La Banque centrale européenne a relevé son taux directeur à 2,25 %, invoquant des pressions inflationnistes liées à l'énergie provoquées par la guerre impliquant l'Iran et une perspective de croissance plus faible.
La Banque centrale européenne a augmenté son principal taux d'intérêt de un quart de point jeudi, à 2,25 %, sa première hausse depuis 2023, la guerre impliquant l'Iran faisant grimper les coûts énergétiques et poussant l'inflation encore au-dessus de l'objectif.
La décision marque un retournement net de la politique monétaire de la zone euro et fait de la BCE la première parmi les grandes banques centrales mondiales à resserrer sa politique en réponse au dernier choc énergétique. Les marchés s'attendaient largement à ce geste avant la réunion du Conseil des gouverneurs de juin, les données LSEG montrant que les investisseurs avaient intégré comme presque certaine une hausse d'au moins 25 points de base.
La BCE a dit que la hausse visait à contrer les pressions inflationnistes liées à la guerre. « The war in the Middle East is generating inflation pressures, and the decision to raise rates is robust across a range of scenarios mapping out how the shock might evolve and affect the medium-term outlook for the euro area, » a indiqué le Conseil des gouverneurs.
La banque centrale a également relevé ses projections d'inflation et abaissé ses prévisions de croissance.

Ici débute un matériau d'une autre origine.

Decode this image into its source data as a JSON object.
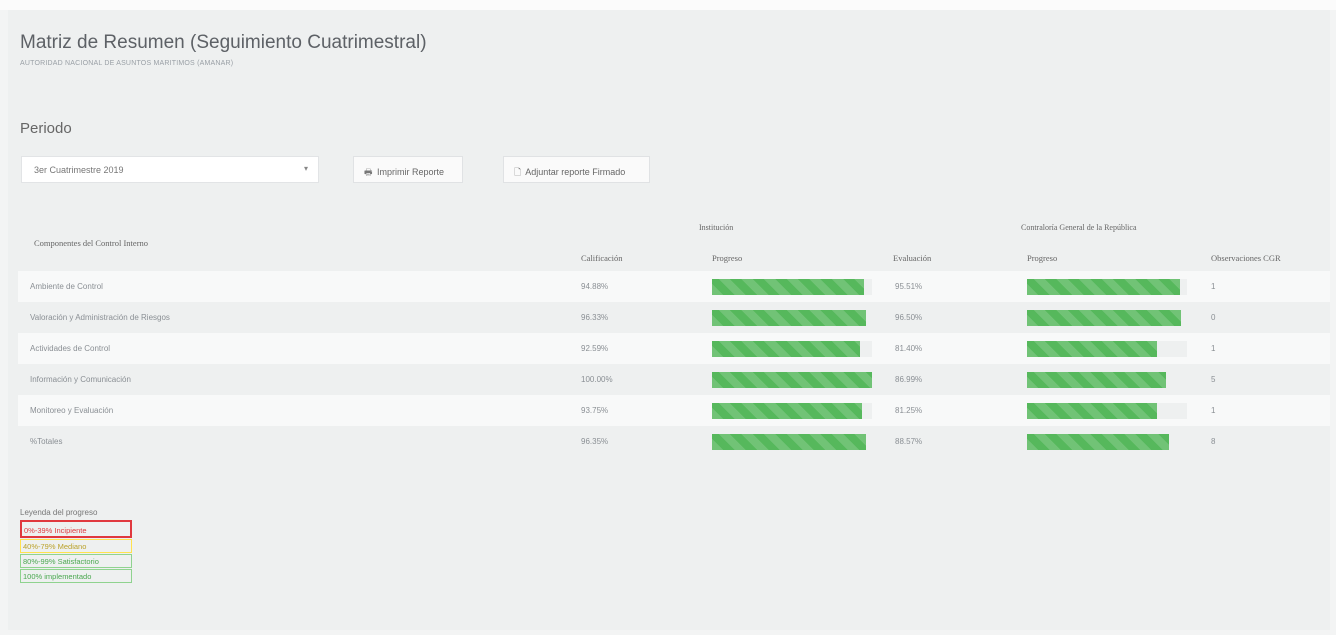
{
  "page": {
    "title": "Matriz de Resumen (Seguimiento Cuatrimestral)",
    "subtitle": "AUTORIDAD NACIONAL DE ASUNTOS MARITIMOS (AMANAR)",
    "period_label": "Periodo"
  },
  "controls": {
    "period_select": "3er Cuatrimestre 2019",
    "print_button": "Imprimir Reporte",
    "attach_button": "Adjuntar reporte Firmado"
  },
  "table": {
    "group_institucion": "Institución",
    "group_contraloria": "Contraloría General de la República",
    "headers": {
      "componentes": "Componentes del Control Interno",
      "calificacion": "Calificación",
      "progreso_inst": "Progreso",
      "evaluacion": "Evaluación",
      "progreso_cgr": "Progreso",
      "observaciones": "Observaciones CGR"
    },
    "rows": [
      {
        "componente": "Ambiente de Control",
        "calificacion": "94.88%",
        "progreso_inst": 0.9488,
        "evaluacion": "95.51%",
        "progreso_cgr": 0.9551,
        "observaciones": "1"
      },
      {
        "componente": "Valoración y Administración de Riesgos",
        "calificacion": "96.33%",
        "progreso_inst": 0.9633,
        "evaluacion": "96.50%",
        "progreso_cgr": 0.965,
        "observaciones": "0"
      },
      {
        "componente": "Actividades de Control",
        "calificacion": "92.59%",
        "progreso_inst": 0.9259,
        "evaluacion": "81.40%",
        "progreso_cgr": 0.814,
        "observaciones": "1"
      },
      {
        "componente": "Información y Comunicación",
        "calificacion": "100.00%",
        "progreso_inst": 1.0,
        "evaluacion": "86.99%",
        "progreso_cgr": 0.8699,
        "observaciones": "5"
      },
      {
        "componente": "Monitoreo y Evaluación",
        "calificacion": "93.75%",
        "progreso_inst": 0.9375,
        "evaluacion": "81.25%",
        "progreso_cgr": 0.8125,
        "observaciones": "1"
      },
      {
        "componente": "%Totales",
        "calificacion": "96.35%",
        "progreso_inst": 0.9635,
        "evaluacion": "88.57%",
        "progreso_cgr": 0.8857,
        "observaciones": "8"
      }
    ]
  },
  "legend": {
    "title": "Leyenda del progreso",
    "items": [
      "0%-39% Incipiente",
      "40%-79% Mediano",
      "80%-99% Satisfactorio",
      "100% implementado"
    ],
    "colors": [
      "#e0383e",
      "#ffe24d",
      "#4aa84f",
      "#4aa84f"
    ]
  },
  "progress_color": "#56b85c"
}
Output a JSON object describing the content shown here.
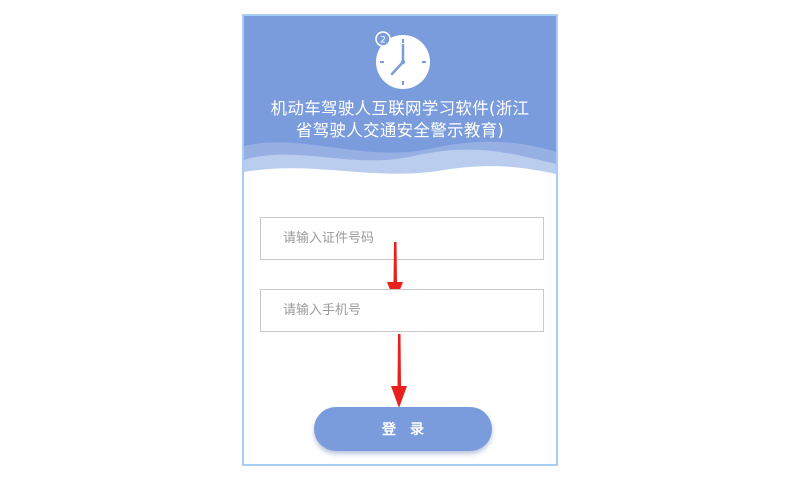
{
  "header": {
    "title_line1": "机动车驾驶人互联网学习软件(浙江",
    "title_line2": "省驾驶人交通安全警示教育)",
    "clock_badge": "2"
  },
  "form": {
    "id_placeholder": "请输入证件号码",
    "id_value": "",
    "phone_placeholder": "请输入手机号",
    "phone_value": ""
  },
  "login_label": "登录",
  "colors": {
    "header_bg": "#7b9cdc",
    "button_bg": "#7b9cdc",
    "frame_border": "#a9cdf2",
    "arrow": "#e8211d"
  },
  "icons": {
    "clock": "clock-icon",
    "arrows": "down-arrow-icon"
  }
}
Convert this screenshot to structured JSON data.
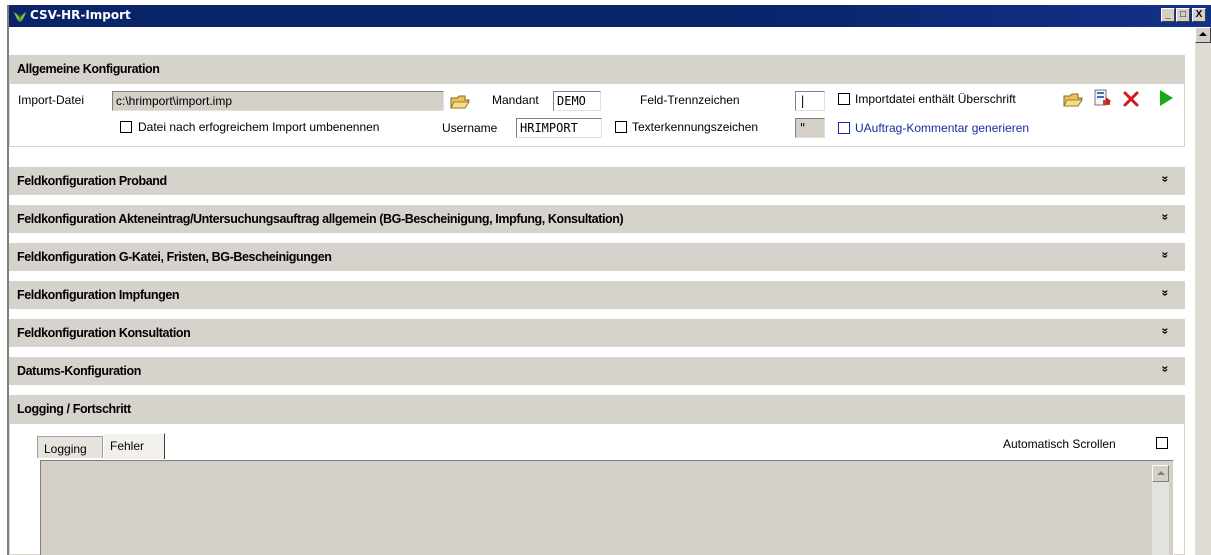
{
  "window": {
    "title": "CSV-HR-Import",
    "controls": {
      "minimize": "_",
      "maximize": "□",
      "close": "X"
    }
  },
  "general": {
    "header": "Allgemeine Konfiguration",
    "import_file_label": "Import-Datei",
    "import_file_value": "c:\\hrimport\\import.imp",
    "rename_checkbox_label": "Datei nach erfogreichem Import umbenennen",
    "rename_checked": false,
    "mandant_label": "Mandant",
    "mandant_value": "DEMO",
    "username_label": "Username",
    "username_value": "HRIMPORT",
    "separator_label": "Feld-Trennzeichen",
    "separator_value": "|",
    "text_qualifier_checkbox_label": "Texterkennungszeichen",
    "text_qualifier_checked": false,
    "text_qualifier_value": "\"",
    "header_checkbox_label": "Importdatei enthält Überschrift",
    "header_checked": false,
    "comment_checkbox_label": "UAuftrag-Kommentar generieren",
    "comment_checked": false
  },
  "sections": [
    {
      "label": "Feldkonfiguration Proband",
      "chevron": "»"
    },
    {
      "label": "Feldkonfiguration Akteneintrag/Untersuchungsauftrag allgemein (BG-Bescheinigung, Impfung, Konsultation)",
      "chevron": "»"
    },
    {
      "label": "Feldkonfiguration G-Katei, Fristen, BG-Bescheinigungen",
      "chevron": "»"
    },
    {
      "label": "Feldkonfiguration Impfungen",
      "chevron": "»"
    },
    {
      "label": "Feldkonfiguration Konsultation",
      "chevron": "»"
    },
    {
      "label": "Datums-Konfiguration",
      "chevron": "»"
    }
  ],
  "logging": {
    "header": "Logging / Fortschritt",
    "tabs": [
      "Logging",
      "Fehler"
    ],
    "active_tab": "Fehler",
    "autoscroll_label": "Automatisch Scrollen",
    "autoscroll_checked": false
  },
  "icons": {
    "app": "leaf-icon",
    "browse": "folder-open-icon",
    "load": "folder-open-icon",
    "save": "save-icon",
    "delete": "delete-icon",
    "run": "play-icon"
  },
  "colors": {
    "title_bar": "#0a246a",
    "section_header": "#d6d2cc",
    "run_green": "#1aa81a",
    "delete_red": "#d01a1a",
    "link_blue": "#1a2aa0"
  }
}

Elle prévoit désormais une inflation globale de la zone euro en moyenne à 3 % en 2026, avant de redescendre à 2,3 % en 2027 et 2 % en 2028. La croissance est estimée à 0,8 % cette année, 1,2 % l'année prochaine et 1,5 % en 2028.

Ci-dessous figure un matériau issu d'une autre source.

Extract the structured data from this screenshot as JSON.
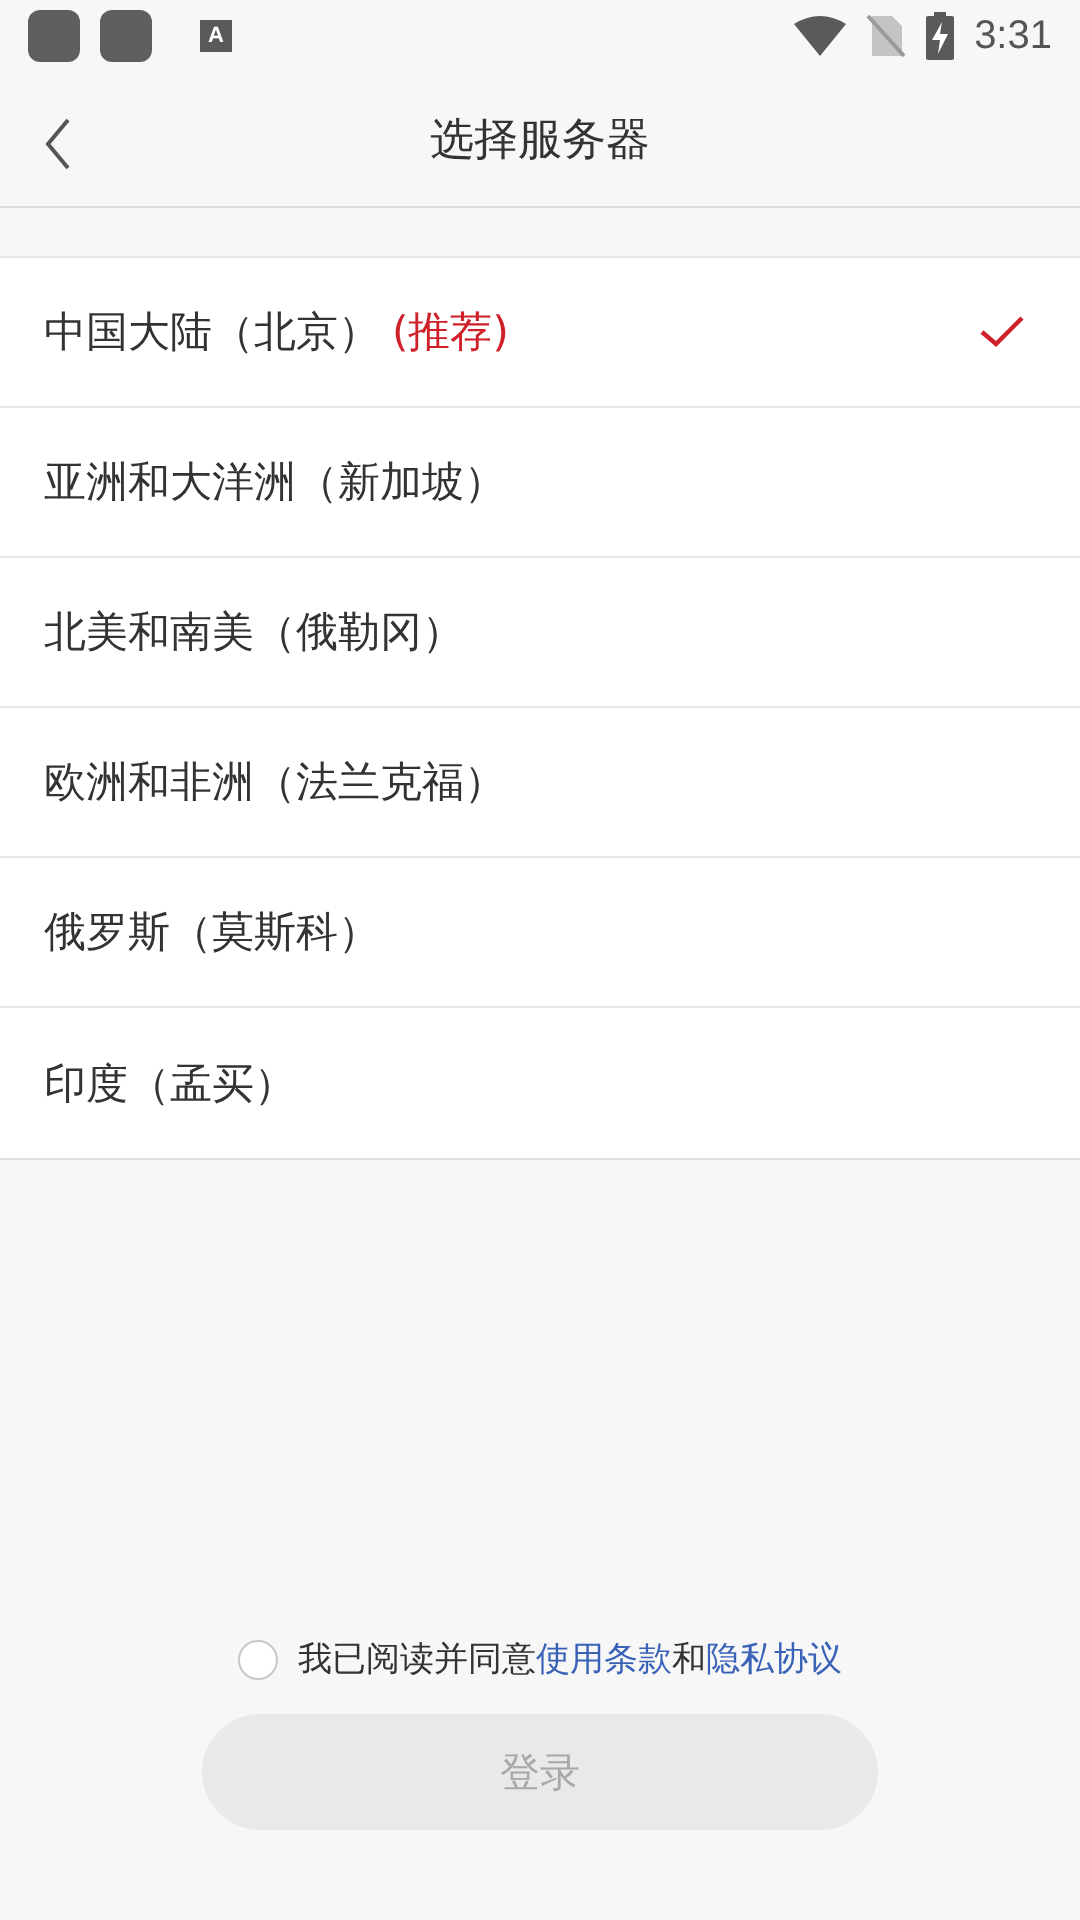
{
  "status_bar": {
    "time": "3:31",
    "notification_badge": "A"
  },
  "header": {
    "title": "选择服务器"
  },
  "servers": [
    {
      "name": "中国大陆（北京）",
      "tag": "(推荐)",
      "selected": true
    },
    {
      "name": "亚洲和大洋洲（新加坡）",
      "selected": false
    },
    {
      "name": "北美和南美（俄勒冈）",
      "selected": false
    },
    {
      "name": "欧洲和非洲（法兰克福）",
      "selected": false
    },
    {
      "name": "俄罗斯（莫斯科）",
      "selected": false
    },
    {
      "name": "印度（孟买）",
      "selected": false
    }
  ],
  "agreement": {
    "checked": false,
    "prefix": "我已阅读并同意",
    "terms_link": "使用条款",
    "joiner": "和",
    "privacy_link": "隐私协议"
  },
  "login_button": {
    "label": "登录",
    "disabled": true
  }
}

Les responsables ont indiqué que la hausse des prix de l'énergie devrait se répercuter sur les prix des aliments, des biens et des services, tandis que la perspective de croissance plus faible reflète un impact plus marqué de la guerre sur les marchés des matières premières, les revenus des ménages et la confiance. Les données flash ont montré que l'inflation de la zone euro est montée à 3,2 % en mai, tandis que l'économie de la région n'a progressé que de 0,1 % au premier trimestre.
Le conflit a intensifié la pression sur les marchés énergétiques. La guerre impliquant l'Iran a récemment dépassé le cap des 100 jours, et la fermeture du détroit d'Ormuz ainsi que des dommages aux installations de production énergétique au Moyen-Orient ont créé de sévères contraintes d'approvisionnement. Un fragile cessez-le-feu reste en place, mais les échanges récents ont souligné le risque d'une reprise des hostilités : l'Iran a lancé des missiles vers Israël dimanche après des frappes israéliennes sur Beyrouth, le premier tel bombardement depuis un cessez-le-feu en avril, selon des reportages de CBS News et de CBC.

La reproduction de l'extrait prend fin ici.